Charities ‘don’t invest enough to keep pace with digital developments’

YouthNet chief executive Emma Thomas says more collaboration with the commercial sector is vital to prevent charities from falling behind

Many charities do not invest enough in technology to keep up with digital innovations, according to online young people’s charity YouthNet.

The charity said the sector should invest more in research and design in order to keep pace. Emma Thomas, chief executive of YouthNet, said in the statement: “Because budgets are increasingly tight, charities often aren’t allowed the space to experiment and take risks, and this can prevent us from keeping pace with advances in digital technology and hinder innovation.

“We believe that greater collaboration between the not-for-profit and commercial world is vital to ensure that a constant cycle of research and design develops technical innovations that generate further social value.”

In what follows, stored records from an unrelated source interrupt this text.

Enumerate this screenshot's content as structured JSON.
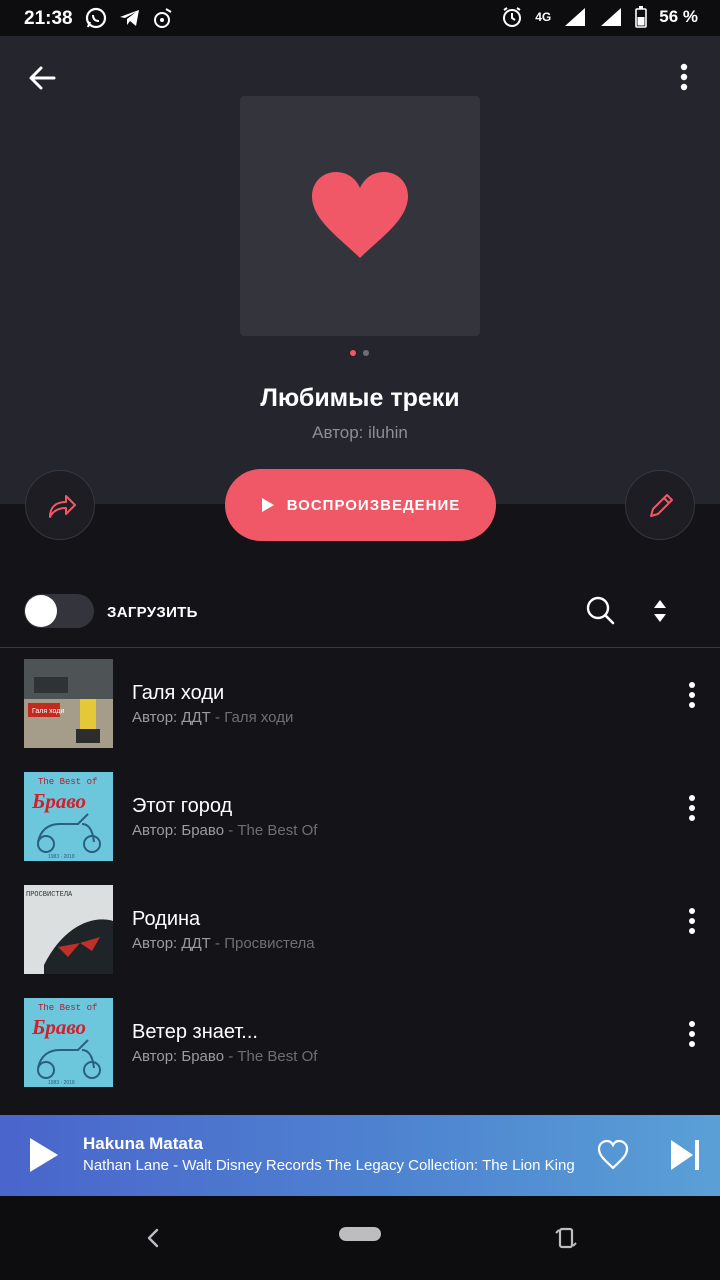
{
  "status_bar": {
    "time": "21:38",
    "network": "4G",
    "battery": "56 %"
  },
  "header": {
    "cover_icon": "heart-icon",
    "pager_dots": [
      "active",
      "inactive"
    ],
    "title": "Любимые треки",
    "author": "Автор: iluhin"
  },
  "actions": {
    "share_icon": "share-icon",
    "play_label": "ВОСПРОИЗВЕДЕНИЕ",
    "edit_icon": "pencil-icon"
  },
  "controls": {
    "download_label": "ЗАГРУЗИТЬ",
    "download_enabled": false,
    "search_icon": "search-icon",
    "sort_icon": "sort-icon"
  },
  "tracks": [
    {
      "title": "Галя ходи",
      "artist": "Автор: ДДТ",
      "album": " - Галя ходи"
    },
    {
      "title": "Этот город",
      "artist": "Автор: Браво",
      "album": " - The Best Of"
    },
    {
      "title": "Родина",
      "artist": "Автор: ДДТ",
      "album": " - Просвистела"
    },
    {
      "title": "Ветер знает...",
      "artist": "Автор: Браво",
      "album": " - The Best Of"
    }
  ],
  "album_art_text": {
    "bravo_top": "The Best of",
    "bravo_logo": "Браво",
    "bravo_years": "1983 · 2018",
    "ddt_top": "ПРОСВИСТЕЛА",
    "galya_label": "Галя ходи"
  },
  "now_playing": {
    "song": "Hakuna Matata",
    "artist": "Nathan Lane - Walt Disney Records The Legacy Collection: The Lion King"
  },
  "colors": {
    "accent": "#f05868",
    "header_bg": "#25252d",
    "list_bg": "#141418"
  }
}
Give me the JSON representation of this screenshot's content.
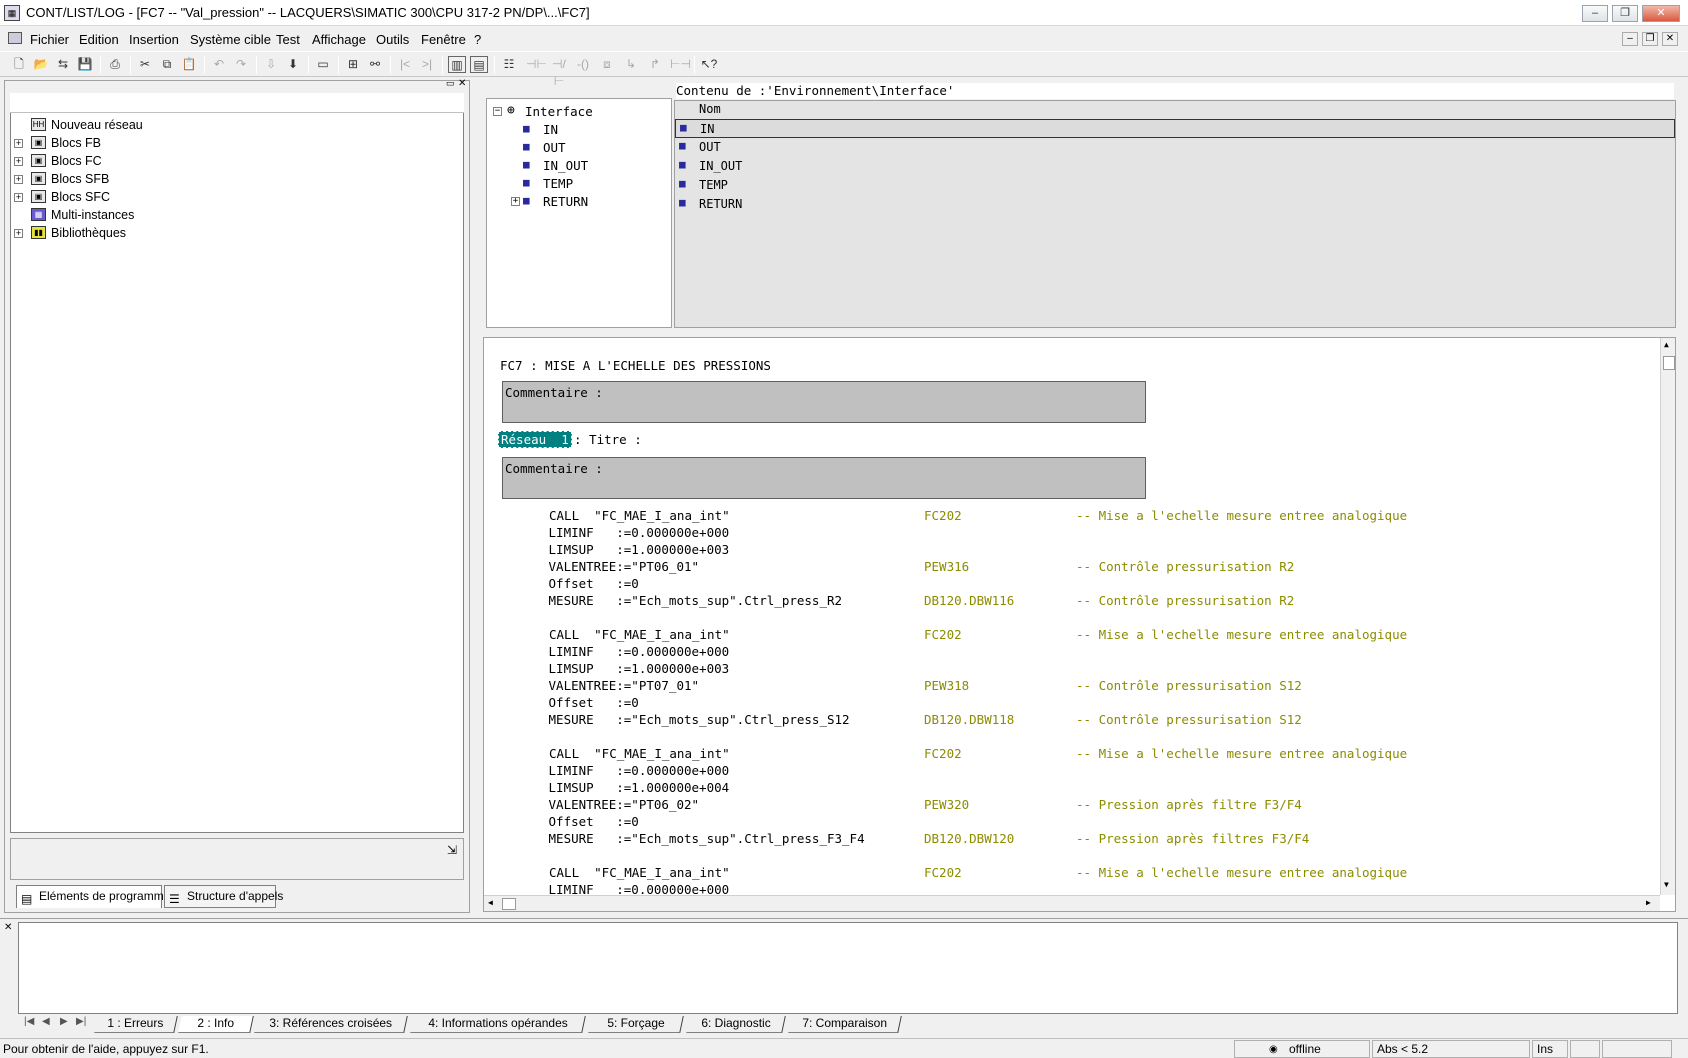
{
  "window": {
    "title": "CONT/LIST/LOG - [FC7 -- \"Val_pression\" -- LACQUERS\\SIMATIC 300\\CPU 317-2 PN/DP\\...\\FC7]"
  },
  "menu": [
    "Fichier",
    "Edition",
    "Insertion",
    "Système cible",
    "Test",
    "Affichage",
    "Outils",
    "Fenêtre",
    "?"
  ],
  "program_tree": [
    {
      "label": "Nouveau réseau",
      "icon": "network-icon",
      "expand": false
    },
    {
      "label": "Blocs FB",
      "icon": "block-icon",
      "expand": true
    },
    {
      "label": "Blocs FC",
      "icon": "block-icon",
      "expand": true
    },
    {
      "label": "Blocs SFB",
      "icon": "block-icon",
      "expand": true
    },
    {
      "label": "Blocs SFC",
      "icon": "block-icon",
      "expand": true
    },
    {
      "label": "Multi-instances",
      "icon": "multi-instance-icon",
      "expand": false
    },
    {
      "label": "Bibliothèques",
      "icon": "library-icon",
      "expand": true
    }
  ],
  "left_tabs": [
    "Eléments de programme",
    "Structure d'appels"
  ],
  "interface": {
    "root": "Interface",
    "children": [
      "IN",
      "OUT",
      "IN_OUT",
      "TEMP",
      "RETURN"
    ],
    "content_title": "Contenu de :'Environnement\\Interface'",
    "col_header": "Nom",
    "rows": [
      "IN",
      "OUT",
      "IN_OUT",
      "TEMP",
      "RETURN"
    ]
  },
  "editor": {
    "block_title": "FC7 : MISE A L'ECHELLE DES PRESSIONS",
    "comment_label": "Commentaire :",
    "network_label": "Réseau  1",
    "network_title": ": Titre :",
    "code": [
      {
        "t": "CALL  \"FC_MAE_I_ana_int\"",
        "a": "FC202",
        "c": "-- Mise a l'echelle mesure entree analogique"
      },
      {
        "t": " LIMINF   :=0.000000e+000",
        "a": "",
        "c": ""
      },
      {
        "t": " LIMSUP   :=1.000000e+003",
        "a": "",
        "c": ""
      },
      {
        "t": " VALENTREE:=\"PT06_01\"",
        "a": "PEW316",
        "c": "-- Contrôle pressurisation R2"
      },
      {
        "t": " Offset   :=0",
        "a": "",
        "c": ""
      },
      {
        "t": " MESURE   :=\"Ech_mots_sup\".Ctrl_press_R2",
        "a": "DB120.DBW116",
        "c": "-- Contrôle pressurisation R2"
      },
      {
        "t": "",
        "a": "",
        "c": ""
      },
      {
        "t": "CALL  \"FC_MAE_I_ana_int\"",
        "a": "FC202",
        "c": "-- Mise a l'echelle mesure entree analogique"
      },
      {
        "t": " LIMINF   :=0.000000e+000",
        "a": "",
        "c": ""
      },
      {
        "t": " LIMSUP   :=1.000000e+003",
        "a": "",
        "c": ""
      },
      {
        "t": " VALENTREE:=\"PT07_01\"",
        "a": "PEW318",
        "c": "-- Contrôle pressurisation S12"
      },
      {
        "t": " Offset   :=0",
        "a": "",
        "c": ""
      },
      {
        "t": " MESURE   :=\"Ech_mots_sup\".Ctrl_press_S12",
        "a": "DB120.DBW118",
        "c": "-- Contrôle pressurisation S12"
      },
      {
        "t": "",
        "a": "",
        "c": ""
      },
      {
        "t": "CALL  \"FC_MAE_I_ana_int\"",
        "a": "FC202",
        "c": "-- Mise a l'echelle mesure entree analogique"
      },
      {
        "t": " LIMINF   :=0.000000e+000",
        "a": "",
        "c": ""
      },
      {
        "t": " LIMSUP   :=1.000000e+004",
        "a": "",
        "c": ""
      },
      {
        "t": " VALENTREE:=\"PT06_02\"",
        "a": "PEW320",
        "c": "-- Pression après filtre F3/F4"
      },
      {
        "t": " Offset   :=0",
        "a": "",
        "c": ""
      },
      {
        "t": " MESURE   :=\"Ech_mots_sup\".Ctrl_press_F3_F4",
        "a": "DB120.DBW120",
        "c": "-- Pression après filtres F3/F4"
      },
      {
        "t": "",
        "a": "",
        "c": ""
      },
      {
        "t": "CALL  \"FC_MAE_I_ana_int\"",
        "a": "FC202",
        "c": "-- Mise a l'echelle mesure entree analogique"
      },
      {
        "t": " LIMINF   :=0.000000e+000",
        "a": "",
        "c": ""
      }
    ]
  },
  "output_tabs": [
    "1 : Erreurs",
    "2 : Info",
    "3: Références croisées",
    "4: Informations opérandes",
    "5: Forçage",
    "6: Diagnostic",
    "7: Comparaison"
  ],
  "status": {
    "help": "Pour obtenir de l'aide, appuyez sur F1.",
    "mode": "offline",
    "abs": "Abs < 5.2",
    "ins": "Ins"
  },
  "colors": {
    "code_green": "#8c8c00",
    "network_teal": "#008080"
  }
}
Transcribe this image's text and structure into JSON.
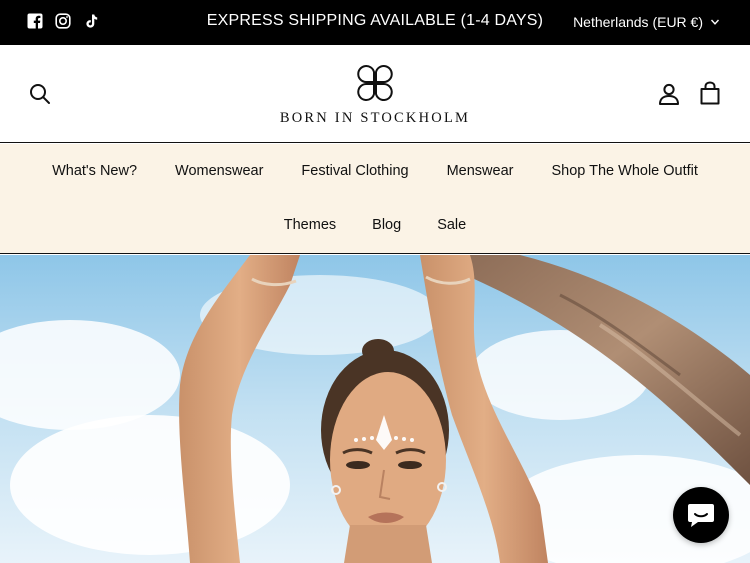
{
  "announcement": {
    "text": "EXPRESS SHIPPING AVAILABLE (1-4 DAYS)",
    "social_icons": [
      "facebook-icon",
      "instagram-icon",
      "tiktok-icon"
    ],
    "currency_label": "Netherlands (EUR €)"
  },
  "header": {
    "brand": "BORN IN STOCKHOLM",
    "icons": [
      "search-icon",
      "clover-logo",
      "account-icon",
      "bag-icon"
    ]
  },
  "nav": {
    "row1": [
      "What's New?",
      "Womenswear",
      "Festival Clothing",
      "Menswear",
      "Shop The Whole Outfit"
    ],
    "row2": [
      "Themes",
      "Blog",
      "Sale"
    ]
  },
  "colors": {
    "topbar": "#000000",
    "nav_bg": "#fbf3e6",
    "chat": "#000000"
  },
  "chat": {
    "icon": "chat-bubble-icon"
  }
}
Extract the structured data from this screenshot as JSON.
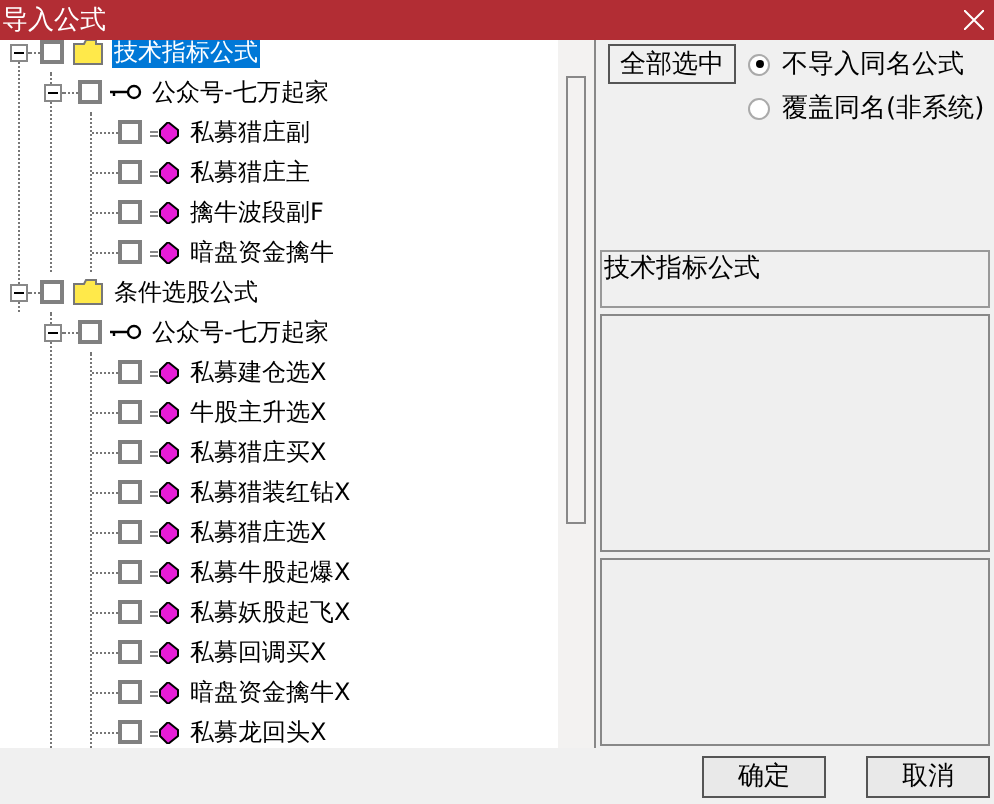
{
  "window": {
    "title": "导入公式"
  },
  "tree": [
    {
      "label": "技术指标公式",
      "kind": "folder",
      "expanded": true,
      "checked": false,
      "selected": true,
      "children": [
        {
          "label": "公众号-七万起家",
          "kind": "group",
          "expanded": true,
          "checked": false,
          "selected": false,
          "children": [
            {
              "label": "私募猎庄副",
              "kind": "formula",
              "checked": false,
              "selected": false
            },
            {
              "label": "私募猎庄主",
              "kind": "formula",
              "checked": false,
              "selected": false
            },
            {
              "label": "擒牛波段副F",
              "kind": "formula",
              "checked": false,
              "selected": false
            },
            {
              "label": "暗盘资金擒牛",
              "kind": "formula",
              "checked": false,
              "selected": false
            }
          ]
        }
      ]
    },
    {
      "label": "条件选股公式",
      "kind": "folder",
      "expanded": true,
      "checked": false,
      "selected": false,
      "children": [
        {
          "label": "公众号-七万起家",
          "kind": "group",
          "expanded": true,
          "checked": false,
          "selected": false,
          "children": [
            {
              "label": "私募建仓选X",
              "kind": "formula",
              "checked": false,
              "selected": false
            },
            {
              "label": "牛股主升选X",
              "kind": "formula",
              "checked": false,
              "selected": false
            },
            {
              "label": "私募猎庄买X",
              "kind": "formula",
              "checked": false,
              "selected": false
            },
            {
              "label": "私募猎装红钻X",
              "kind": "formula",
              "checked": false,
              "selected": false
            },
            {
              "label": "私募猎庄选X",
              "kind": "formula",
              "checked": false,
              "selected": false
            },
            {
              "label": "私募牛股起爆X",
              "kind": "formula",
              "checked": false,
              "selected": false
            },
            {
              "label": "私募妖股起飞X",
              "kind": "formula",
              "checked": false,
              "selected": false
            },
            {
              "label": "私募回调买X",
              "kind": "formula",
              "checked": false,
              "selected": false
            },
            {
              "label": "暗盘资金擒牛X",
              "kind": "formula",
              "checked": false,
              "selected": false
            },
            {
              "label": "私募龙回头X",
              "kind": "formula",
              "checked": false,
              "selected": false
            }
          ]
        }
      ]
    }
  ],
  "select_all_button": "全部选中",
  "options": [
    {
      "label": "不导入同名公式",
      "selected": true
    },
    {
      "label": "覆盖同名(非系统)",
      "selected": false
    }
  ],
  "info_text": "技术指标公式",
  "buttons": [
    "确定",
    "取消"
  ]
}
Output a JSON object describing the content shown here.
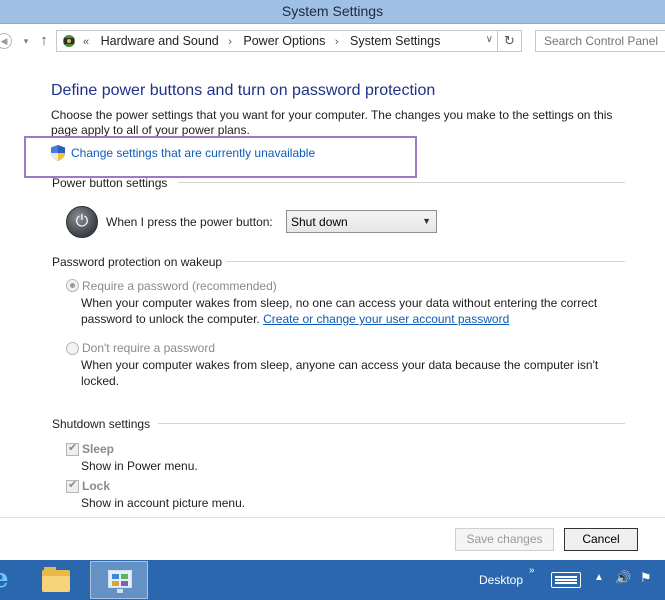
{
  "window": {
    "title": "System Settings"
  },
  "address": {
    "crumbs": [
      "Hardware and Sound",
      "Power Options",
      "System Settings"
    ],
    "search_placeholder": "Search Control Panel"
  },
  "main": {
    "heading": "Define power buttons and turn on password protection",
    "intro": "Choose the power settings that you want for your computer. The changes you make to the settings on this page apply to all of your power plans.",
    "change_link": "Change settings that are currently unavailable",
    "power_section": {
      "title": "Power button settings",
      "label": "When I press the power button:",
      "selected": "Shut down"
    },
    "password_section": {
      "title": "Password protection on wakeup",
      "opt1_label": "Require a password (recommended)",
      "opt1_desc": "When your computer wakes from sleep, no one can access your data without entering the correct password to unlock the computer.",
      "opt1_link": "Create or change your user account password",
      "opt2_label": "Don't require a password",
      "opt2_desc": "When your computer wakes from sleep, anyone can access your data because the computer isn't locked."
    },
    "shutdown_section": {
      "title": "Shutdown settings",
      "sleep_label": "Sleep",
      "sleep_desc": "Show in Power menu.",
      "lock_label": "Lock",
      "lock_desc": "Show in account picture menu."
    }
  },
  "footer": {
    "save": "Save changes",
    "cancel": "Cancel"
  },
  "taskbar": {
    "desktop": "Desktop"
  },
  "icons": {
    "back": "back-arrow-icon",
    "up": "up-arrow-icon",
    "control_panel": "control-panel-icon",
    "refresh": "refresh-icon",
    "shield": "uac-shield-icon",
    "power": "power-icon",
    "ie": "internet-explorer-icon",
    "explorer": "file-explorer-icon",
    "keyboard": "keyboard-icon",
    "speaker": "speaker-icon",
    "flag": "action-center-flag-icon"
  },
  "colors": {
    "titlebar": "#9fbfe4",
    "heading": "#1e3287",
    "link": "#0e5bb8",
    "highlight": "#9a7cc4",
    "taskbar": "#2b67ae"
  }
}
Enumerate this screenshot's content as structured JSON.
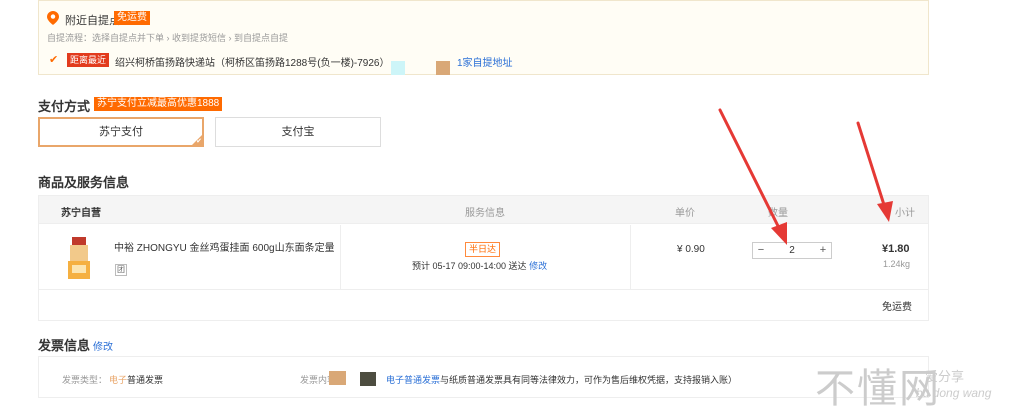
{
  "pickup": {
    "title": "附近自提点",
    "free_tag": "免运费",
    "steps": "自提流程：选择自提点并下单 › 收到提货短信 › 到自提点自提",
    "nearest_tag": "距离最近",
    "address": "绍兴柯桥笛扬路快递站（柯桥区笛扬路1288号(负一楼)-7926）",
    "change_link": "1家自提地址"
  },
  "payment": {
    "title": "支付方式",
    "promo": "苏宁支付立减最高优惠1888",
    "options": [
      {
        "label": "苏宁支付",
        "selected": true
      },
      {
        "label": "支付宝",
        "selected": false
      }
    ]
  },
  "goods": {
    "title": "商品及服务信息",
    "header": {
      "store": "苏宁自营",
      "service": "服务信息",
      "price": "单价",
      "qty": "数量",
      "subtotal": "小计"
    },
    "item": {
      "name": "中裕 ZHONGYU 金丝鸡蛋挂面 600g山东面条定量包...",
      "badge": "团",
      "service_tag": "半日达",
      "delivery": "预计 05-17 09:00-14:00 送达",
      "delivery_edit": "修改",
      "price": "¥ 0.90",
      "qty": "2",
      "minus": "−",
      "plus": "+",
      "subtotal": "¥1.80",
      "weight": "1.24kg"
    },
    "freight": "免运费"
  },
  "invoice": {
    "title": "发票信息",
    "edit": "修改",
    "type_label": "发票类型：",
    "type_value_hl": "电子",
    "type_value_rest": "普通发票",
    "content_label": "发票内容",
    "note_hl": "电子普通发票",
    "note_rest": "与纸质普通发票具有同等法律效力，可作为售后维权凭据，支持报销入账）"
  },
  "watermark": {
    "main": "不懂网",
    "sub": "爱分享",
    "pinyin": "bu dong wang"
  },
  "colors": {
    "accent": "#ff6a00",
    "link": "#2a6fd6",
    "selected_border": "#e9a66a",
    "arrow": "#e53935"
  }
}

Thomas told Third Sector there was a huge appetite for technological innovation in the sector, but that with so many demands being placed on charities, they often found it difficult to prioritise the issue. “It’s not common in the sector to use up resources to work on things that might not come to fruition for a few years,” she said. “It can be really hard.”

Miles Maier, information and communication technology champion at advice charity Lasa, said: “Charities have to get smarter in how we deliver services because there are fewer resources.”

He gave examples such as charities adding a frequently asked questions section to their websites, or using smartphone apps so that service users could find answers to problems without ringing the charity.

YouthNet is running an event called Cycle of Innovation on 16 April to discuss the importance of research and development in the sector. The event, which will take place at London’s Science Museum, is being held in partnership with telecoms company Ericsson and the social investment charity the Nominet Trust.